This repo demonstrates an example of how to utilise Serverless AWS services to construct a modular big data pipeline. It builds both the architecture required to build a standard enterprise datalake and deploys application code for performing ETL.
The architecture follows a standard enterprise big data datalake pattern with layers for business intelligence and machine learning.

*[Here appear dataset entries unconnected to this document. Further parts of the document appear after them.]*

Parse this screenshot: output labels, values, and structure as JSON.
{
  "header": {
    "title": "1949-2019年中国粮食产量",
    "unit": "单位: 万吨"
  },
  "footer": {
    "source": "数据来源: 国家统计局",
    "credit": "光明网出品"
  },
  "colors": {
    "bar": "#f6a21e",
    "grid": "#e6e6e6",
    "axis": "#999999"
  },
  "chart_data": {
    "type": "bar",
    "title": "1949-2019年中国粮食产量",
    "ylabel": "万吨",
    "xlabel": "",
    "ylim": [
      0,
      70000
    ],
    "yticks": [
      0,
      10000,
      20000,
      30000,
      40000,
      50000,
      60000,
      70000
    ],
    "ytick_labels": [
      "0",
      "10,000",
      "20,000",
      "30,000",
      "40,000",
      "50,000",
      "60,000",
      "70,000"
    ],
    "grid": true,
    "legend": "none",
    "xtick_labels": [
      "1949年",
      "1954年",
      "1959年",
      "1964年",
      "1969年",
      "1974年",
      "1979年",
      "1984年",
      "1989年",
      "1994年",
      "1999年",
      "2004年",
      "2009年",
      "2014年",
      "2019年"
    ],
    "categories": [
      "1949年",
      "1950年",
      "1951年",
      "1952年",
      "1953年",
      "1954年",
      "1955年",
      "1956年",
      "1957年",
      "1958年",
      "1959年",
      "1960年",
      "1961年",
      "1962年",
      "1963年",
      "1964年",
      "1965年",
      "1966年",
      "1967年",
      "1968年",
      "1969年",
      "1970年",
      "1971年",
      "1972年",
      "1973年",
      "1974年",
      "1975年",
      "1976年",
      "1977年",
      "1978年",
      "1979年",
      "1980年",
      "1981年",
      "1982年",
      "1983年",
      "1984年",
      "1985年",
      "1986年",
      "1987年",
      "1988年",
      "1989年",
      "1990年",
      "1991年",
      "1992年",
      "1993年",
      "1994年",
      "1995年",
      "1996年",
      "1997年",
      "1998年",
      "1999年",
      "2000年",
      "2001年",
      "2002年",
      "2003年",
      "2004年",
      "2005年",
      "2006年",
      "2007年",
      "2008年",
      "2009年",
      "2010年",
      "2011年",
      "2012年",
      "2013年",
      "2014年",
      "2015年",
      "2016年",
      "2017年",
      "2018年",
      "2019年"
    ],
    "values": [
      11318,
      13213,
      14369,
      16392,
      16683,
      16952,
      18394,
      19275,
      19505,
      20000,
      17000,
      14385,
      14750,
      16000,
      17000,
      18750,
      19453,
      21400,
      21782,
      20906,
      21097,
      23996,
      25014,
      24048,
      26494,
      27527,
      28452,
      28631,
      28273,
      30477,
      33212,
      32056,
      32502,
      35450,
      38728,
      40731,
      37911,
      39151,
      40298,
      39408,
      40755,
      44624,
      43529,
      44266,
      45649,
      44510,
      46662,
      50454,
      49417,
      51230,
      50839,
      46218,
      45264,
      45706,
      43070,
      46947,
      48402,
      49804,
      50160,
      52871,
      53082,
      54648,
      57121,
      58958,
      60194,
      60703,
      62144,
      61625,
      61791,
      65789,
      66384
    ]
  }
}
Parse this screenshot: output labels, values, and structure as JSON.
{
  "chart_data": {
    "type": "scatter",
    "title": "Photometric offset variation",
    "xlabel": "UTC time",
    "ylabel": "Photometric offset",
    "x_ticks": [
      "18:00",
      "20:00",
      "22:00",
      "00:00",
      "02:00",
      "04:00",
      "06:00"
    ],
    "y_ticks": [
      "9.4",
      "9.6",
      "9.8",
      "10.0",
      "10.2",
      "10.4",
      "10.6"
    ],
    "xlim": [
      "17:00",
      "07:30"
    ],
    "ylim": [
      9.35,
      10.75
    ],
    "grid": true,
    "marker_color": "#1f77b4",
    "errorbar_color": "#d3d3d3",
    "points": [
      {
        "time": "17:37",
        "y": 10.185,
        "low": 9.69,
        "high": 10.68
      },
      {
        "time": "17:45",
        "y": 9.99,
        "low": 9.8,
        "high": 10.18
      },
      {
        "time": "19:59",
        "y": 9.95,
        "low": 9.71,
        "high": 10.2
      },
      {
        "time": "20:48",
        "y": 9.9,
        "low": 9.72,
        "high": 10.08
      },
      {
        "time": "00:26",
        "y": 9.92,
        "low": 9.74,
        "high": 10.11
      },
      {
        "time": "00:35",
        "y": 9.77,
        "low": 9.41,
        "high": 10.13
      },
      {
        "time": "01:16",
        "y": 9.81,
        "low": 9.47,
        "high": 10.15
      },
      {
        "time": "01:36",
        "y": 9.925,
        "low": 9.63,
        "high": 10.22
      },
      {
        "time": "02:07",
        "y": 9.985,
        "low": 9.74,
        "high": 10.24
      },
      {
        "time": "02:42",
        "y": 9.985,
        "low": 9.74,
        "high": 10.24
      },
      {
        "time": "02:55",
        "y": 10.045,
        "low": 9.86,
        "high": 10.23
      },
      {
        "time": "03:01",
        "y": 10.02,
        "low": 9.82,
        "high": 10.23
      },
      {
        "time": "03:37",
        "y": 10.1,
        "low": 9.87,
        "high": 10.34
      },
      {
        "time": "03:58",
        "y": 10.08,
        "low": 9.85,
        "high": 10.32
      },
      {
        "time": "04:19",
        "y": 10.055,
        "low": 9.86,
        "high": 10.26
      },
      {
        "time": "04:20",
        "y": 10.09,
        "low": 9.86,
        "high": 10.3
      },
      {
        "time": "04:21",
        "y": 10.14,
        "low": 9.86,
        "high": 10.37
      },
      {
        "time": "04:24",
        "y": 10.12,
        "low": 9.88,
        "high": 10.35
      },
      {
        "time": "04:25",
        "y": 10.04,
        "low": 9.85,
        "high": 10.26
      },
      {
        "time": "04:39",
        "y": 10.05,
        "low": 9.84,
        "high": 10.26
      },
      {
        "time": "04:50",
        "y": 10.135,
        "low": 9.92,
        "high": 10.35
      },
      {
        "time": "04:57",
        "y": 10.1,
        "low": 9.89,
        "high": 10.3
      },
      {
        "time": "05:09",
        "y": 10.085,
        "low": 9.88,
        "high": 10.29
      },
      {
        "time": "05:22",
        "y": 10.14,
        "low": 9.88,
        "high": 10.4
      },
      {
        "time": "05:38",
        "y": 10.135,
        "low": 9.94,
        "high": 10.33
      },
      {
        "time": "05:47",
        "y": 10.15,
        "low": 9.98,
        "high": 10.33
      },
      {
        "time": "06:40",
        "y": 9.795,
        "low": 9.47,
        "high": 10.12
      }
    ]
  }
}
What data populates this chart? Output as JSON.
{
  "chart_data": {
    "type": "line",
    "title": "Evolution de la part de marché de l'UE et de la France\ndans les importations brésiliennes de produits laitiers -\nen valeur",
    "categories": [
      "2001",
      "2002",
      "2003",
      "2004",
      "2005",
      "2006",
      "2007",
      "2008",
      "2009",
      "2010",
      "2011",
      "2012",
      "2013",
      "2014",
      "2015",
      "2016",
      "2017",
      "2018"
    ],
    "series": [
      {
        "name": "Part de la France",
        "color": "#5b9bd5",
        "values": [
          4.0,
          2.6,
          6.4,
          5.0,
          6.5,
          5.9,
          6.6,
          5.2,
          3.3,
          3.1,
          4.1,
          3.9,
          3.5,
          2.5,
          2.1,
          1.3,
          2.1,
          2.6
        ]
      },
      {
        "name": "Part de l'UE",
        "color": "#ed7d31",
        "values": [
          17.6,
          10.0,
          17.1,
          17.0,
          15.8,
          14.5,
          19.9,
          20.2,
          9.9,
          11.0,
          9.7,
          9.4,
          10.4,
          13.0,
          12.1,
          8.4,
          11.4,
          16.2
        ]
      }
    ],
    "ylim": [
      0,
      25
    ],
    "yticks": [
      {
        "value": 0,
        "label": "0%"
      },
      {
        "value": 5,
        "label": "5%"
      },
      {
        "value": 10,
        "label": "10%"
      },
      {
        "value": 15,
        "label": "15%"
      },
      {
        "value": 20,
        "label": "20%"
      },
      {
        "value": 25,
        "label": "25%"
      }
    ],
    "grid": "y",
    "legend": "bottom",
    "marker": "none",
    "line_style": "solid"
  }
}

The demo provisions and deploys the following:
- AWS S3 for data storage
- AWS Lambda scripts (Python) for both sourcing data from public API's and triggering other AWS services
- AWS Glue scripts (Scala) for ETL'ing data into parquet
- AWS Glue crawlers to populate the Glue Data Catalog
- AWS Athena tables for the analytical layer
- AWS Athena views the Business Intelligence layer
- AWS Athena Workgroup for controlling data access
- AWS DynamoDB tables for storing data flow state
- AWS Comprehend for key-value entity extraction
- AWS Step Functions for pipeline orchestration
- AWS CloudWatch for logging
- AWS IAM roles and policies for fine-grained control and access
- AWS KMS keys for data encryption at rest
For this demo it consumes data from a single api (best buy), however the pattern can be scaled out for other datasources (api/ftp/sql/etc).
- Clone repo:
git clone git@github.com:jhole89/serverless-data-pipelines-demo.git
- Initialise terraform:
terraform init
- Copy tfvars template:
cp terraform.tfvars.template terraform.tfvars
- Fill in
terraform.tfvars
with your AWS account key and Best Byy API key - Apply terraform plan:
terraform apply --auto-approve
- you should see the following output... Apply complete! Resources: 82 added, 0 changed, 0 destroyed.
-
Log into your AWS account and head to the Step Functions page, you should now see a recently created state machine:
-
Runs on a CRON schedule but can also trigger using a test by grabbing the CRON schedule input from the
api_manual_trigger
build output.
Once no longer required you can remove all resources:
terraform destroy --auto-apply
...
...
Destroy complete! Resources: 82 destroyed.